The problem with Moore’s criticism was that he predicted that Soros “is going to the same place that people who don’t recognize God and morality and accept his salvation are going. And that’s not a good place.”
Y’all would admit that the above statement makes you uncomfortable, no matter what’s your opinion of the man who broke the Bank of England (Soros shorted the British pound back in 1992 by dumping $1.5 billion worth of pounds, forcing the UK to raise interest rates or go under – netting Soros $1 billion for a couple weeks’ work).

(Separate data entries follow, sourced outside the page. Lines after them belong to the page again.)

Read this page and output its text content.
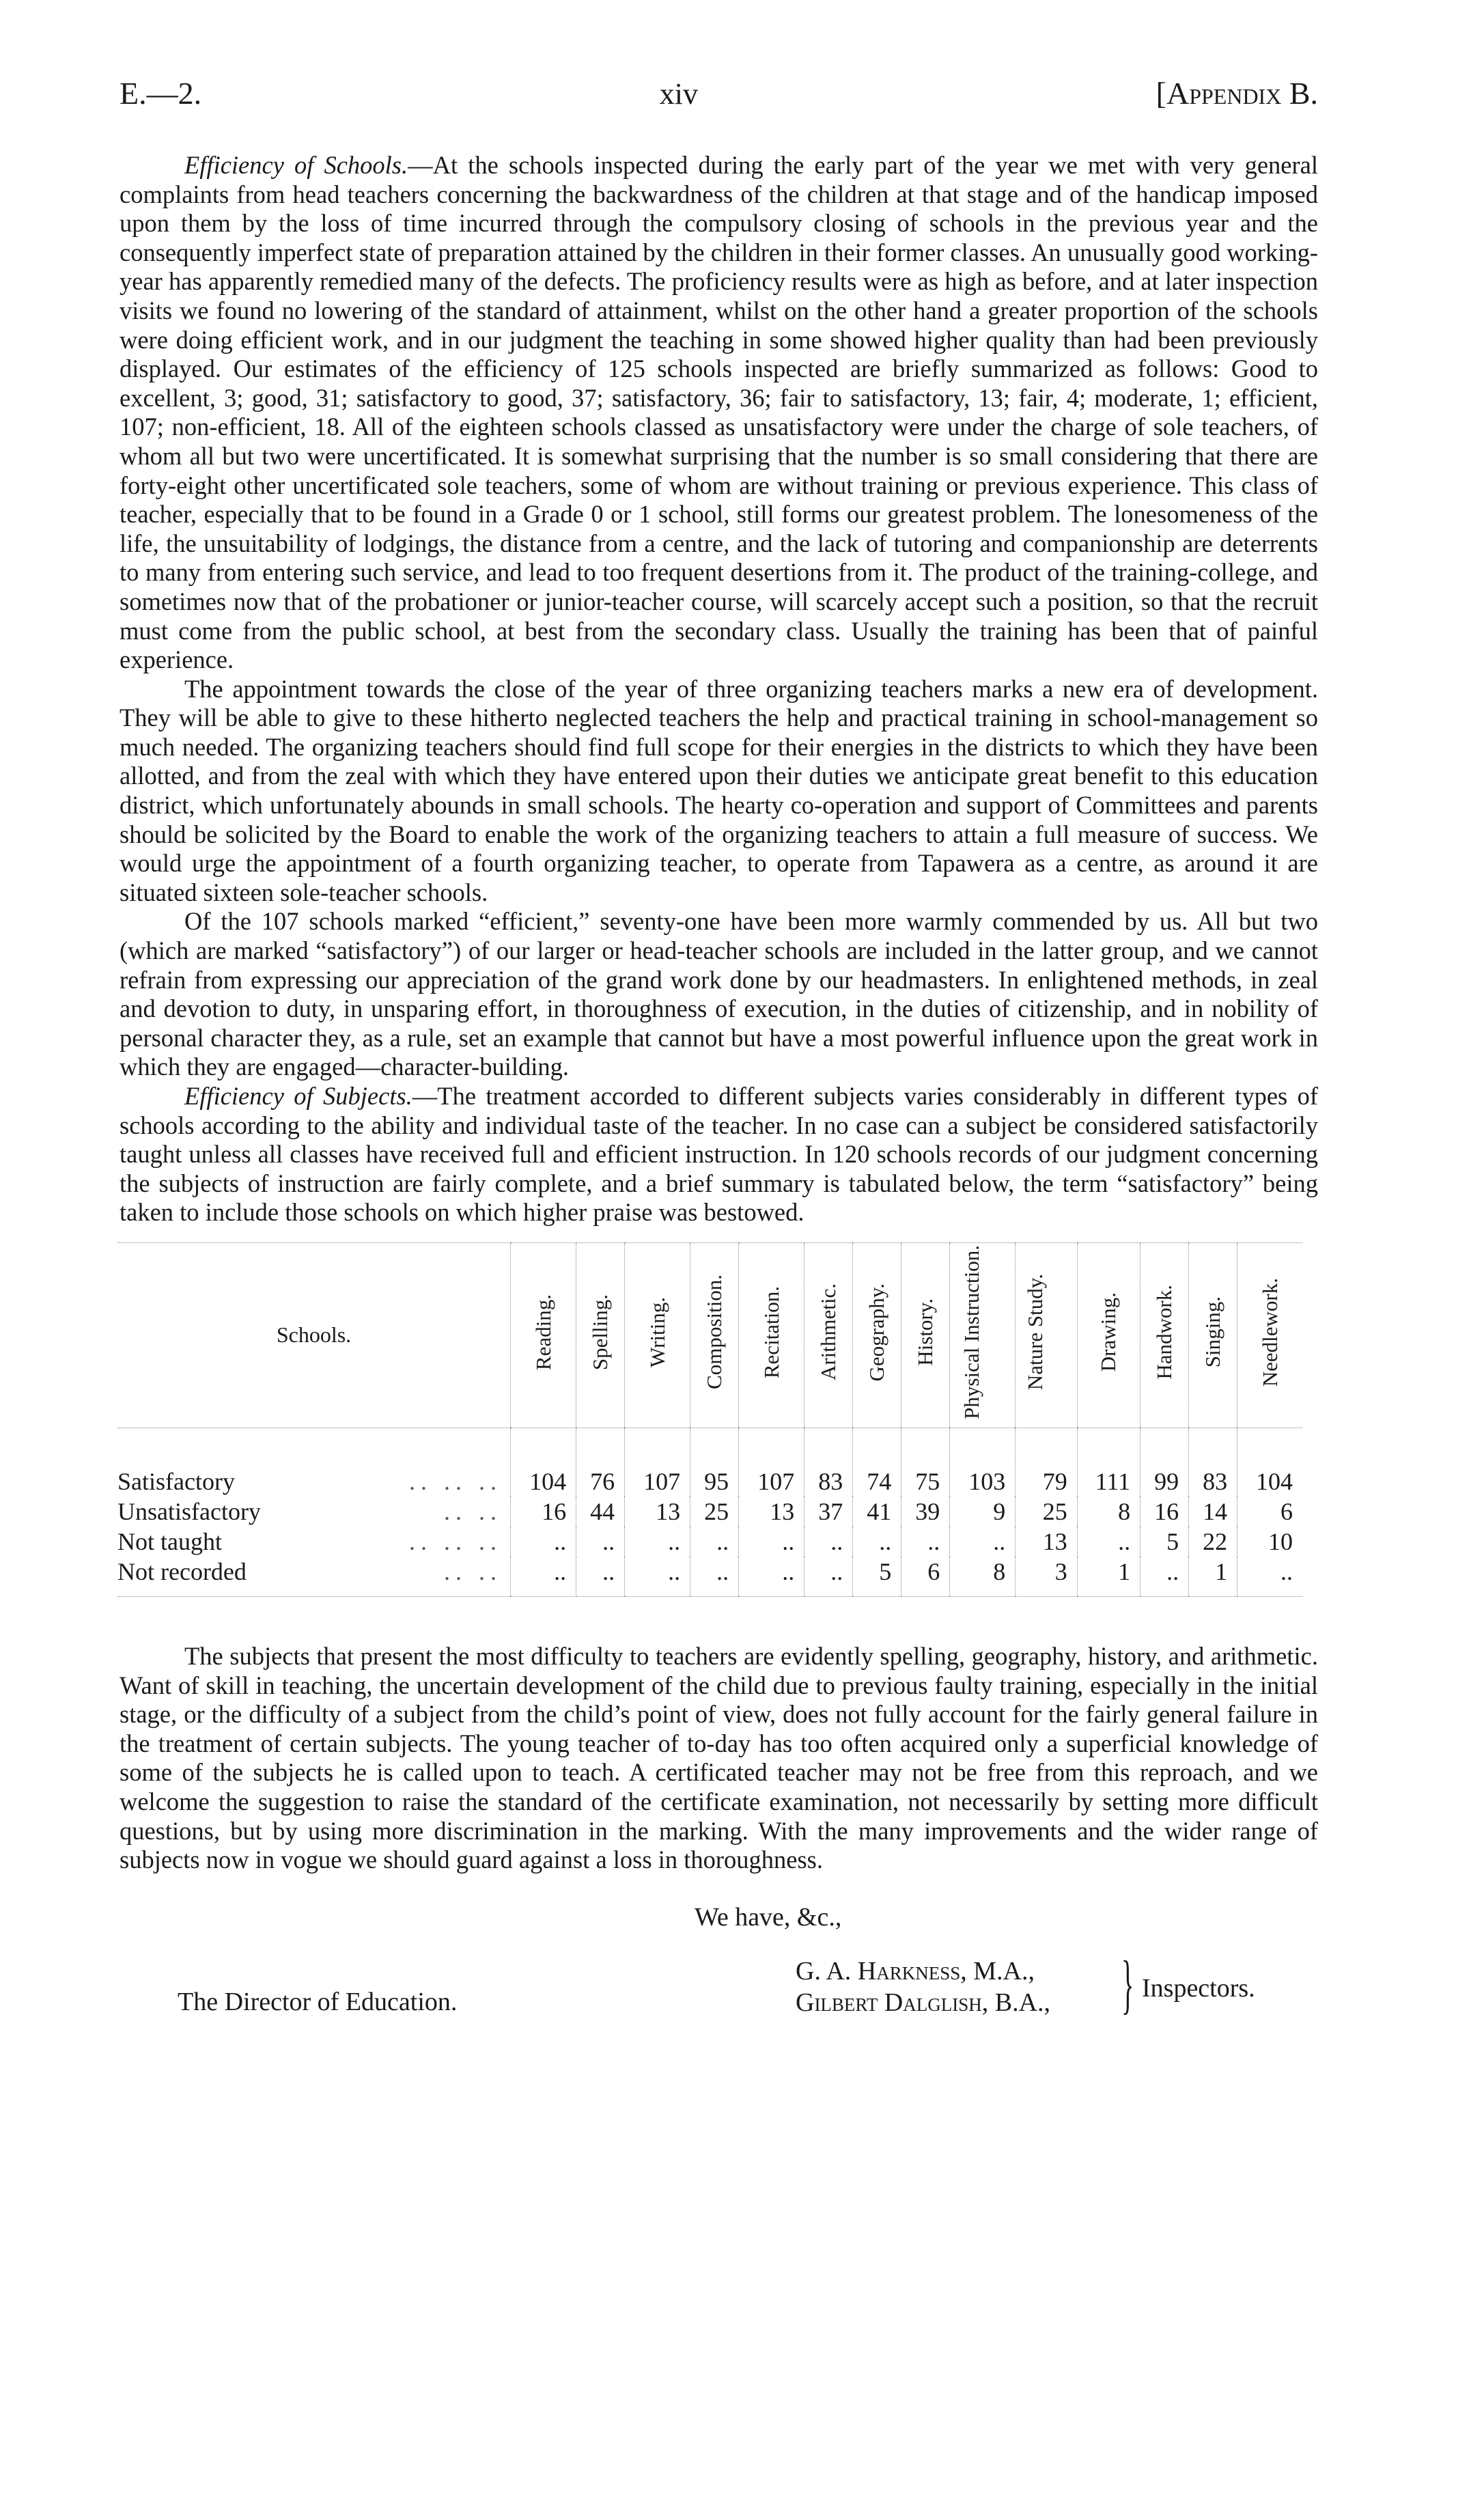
E.—2.	xiv	[Appendix B.

Efficiency of Schools.—At the schools inspected during the early part of the year we met with very general complaints from head teachers concerning the backwardness of the children at that stage and of the handicap imposed upon them by the loss of time incurred through the compulsory closing of schools in the previous year and the consequently imperfect state of preparation attained by the children in their former classes. An unusually good working-year has apparently remedied many of the defects. The proficiency results were as high as before, and at later inspection visits we found no lowering of the standard of attainment, whilst on the other hand a greater proportion of the schools were doing efficient work, and in our judgment the teaching in some showed higher quality than had been previously displayed. Our estimates of the efficiency of 125 schools inspected are briefly summarized as follows: Good to excellent, 3; good, 31; satisfactory to good, 37; satisfactory, 36; fair to satisfactory, 13; fair, 4; moderate, 1; efficient, 107; non-efficient, 18. All of the eighteen schools classed as unsatisfactory were under the charge of sole teachers, of whom all but two were uncertificated. It is somewhat surprising that the number is so small considering that there are forty-eight other uncertificated sole teachers, some of whom are without training or previous experience. This class of teacher, especially that to be found in a Grade 0 or 1 school, still forms our greatest problem. The lonesomeness of the life, the unsuitability of lodgings, the distance from a centre, and the lack of tutoring and companionship are deterrents to many from entering such service, and lead to too frequent desertions from it. The product of the training-college, and sometimes now that of the probationer or junior-teacher course, will scarcely accept such a position, so that the recruit must come from the public school, at best from the secondary class. Usually the training has been that of painful experience.

The appointment towards the close of the year of three organizing teachers marks a new era of development. They will be able to give to these hitherto neglected teachers the help and practical training in school-management so much needed. The organizing teachers should find full scope for their energies in the districts to which they have been allotted, and from the zeal with which they have entered upon their duties we anticipate great benefit to this education district, which unfortunately abounds in small schools. The hearty co-operation and support of Committees and parents should be solicited by the Board to enable the work of the organizing teachers to attain a full measure of success. We would urge the appointment of a fourth organizing teacher, to operate from Tapawera as a centre, as around it are situated sixteen sole-teacher schools.

Of the 107 schools marked “efficient,” seventy-one have been more warmly commended by us. All but two (which are marked “satisfactory”) of our larger or head-teacher schools are included in the latter group, and we cannot refrain from expressing our appreciation of the grand work done by our headmasters. In enlightened methods, in zeal and devotion to duty, in unsparing effort, in thoroughness of execution, in the duties of citizenship, and in nobility of personal character they, as a rule, set an example that cannot but have a most powerful influence upon the great work in which they are engaged—character-building.

Efficiency of Subjects.—The treatment accorded to different subjects varies considerably in different types of schools according to the ability and individual taste of the teacher. In no case can a subject be considered satisfactorily taught unless all classes have received full and efficient instruction. In 120 schools records of our judgment concerning the subjects of instruction are fairly complete, and a brief summary is tabulated below, the term “satisfactory” being taken to include those schools on which higher praise was bestowed.

Schools.	Reading.	Spelling.	Writing.	Composition.	Recitation.	Arithmetic.	Geography.	History.	Physical Instruction.	Nature Study.	Drawing.	Handwork.	Singing.	Needlework.

Satisfactory .. .. ..	104	76	107	95	107	83	74	75	103	79	111	99	83	104

Unsatisfactory .. ..	16	44	13	25	13	37	41	39	9	25	8	16	14	6

Not taught .. .. ..	..	..	..	..	..	..	..	..	..	13	..	5	22	10

Not recorded .. ..	..	..	..	..	..	..	5	6	8	3	1	..	1	..

The subjects that present the most difficulty to teachers are evidently spelling, geography, history, and arithmetic. Want of skill in teaching, the uncertain development of the child due to previous faulty training, especially in the initial stage, or the difficulty of a subject from the child’s point of view, does not fully account for the fairly general failure in the treatment of certain subjects. The young teacher of to-day has too often acquired only a superficial knowledge of some of the subjects he is called upon to teach. A certificated teacher may not be free from this reproach, and we welcome the suggestion to raise the standard of the certificate examination, not necessarily by setting more difficult questions, but by using more discrimination in the marking. With the many improvements and the wider range of subjects now in vogue we should guard against a loss in thoroughness.

We have, &c.,
G. A. Harkness, M.A.,
Gilbert Dalglish, B.A., } Inspectors.
The Director of Education.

So Kayla Moore set out to defend her husband from those awful accusations about how he might be an anti-Semite by declaring: “Fake news would tell you that we don’t care for Jews. And I tell you all this because I’ve seen it and I just want to set the record straight while they’re here. One of our attorneys is a Jew. We have very close friends that are Jewish, and rabbis, and we also fellowship with them.”
Yes, some of their best lawyers are Jewish.
But wait, there’s more: Mrs. Roy Moore also declared: “Fake news would also have you think that my husband doesn’t support the black community. Yet my husband appointed the very first black marshal to the Alabama Supreme Court, Mr. Willie James. When he first took office as the chief justice many years ago he brought with him three people from Etowah County. Two were black, and one of them is here tonight.”
Here’s the thing, though: Judge Moore was kicked off the Alabama Supreme Court in August 2003, after missing by two days a Federal court deadline for removing a monument of the Ten Commandments from the front of his court house. The judge continued to be at war with both state and federal authorities over a number of issues, until in September 2016, he was found guilty of six charges of violating the Alabama Canon of Judicial Ethics and was suspended for the remainder of his term, which ends in 2019.
You’ll notice we had nothing bad to say about the Ten Commandments move, even though Moore’s is the Christian version; and we didn’t mention the under age dating thing, because of the statute of limitation. Frankly, if the judge manages o pull off a win, his fellow Republicans in the US Senate better prepare for a colorful next six years up there.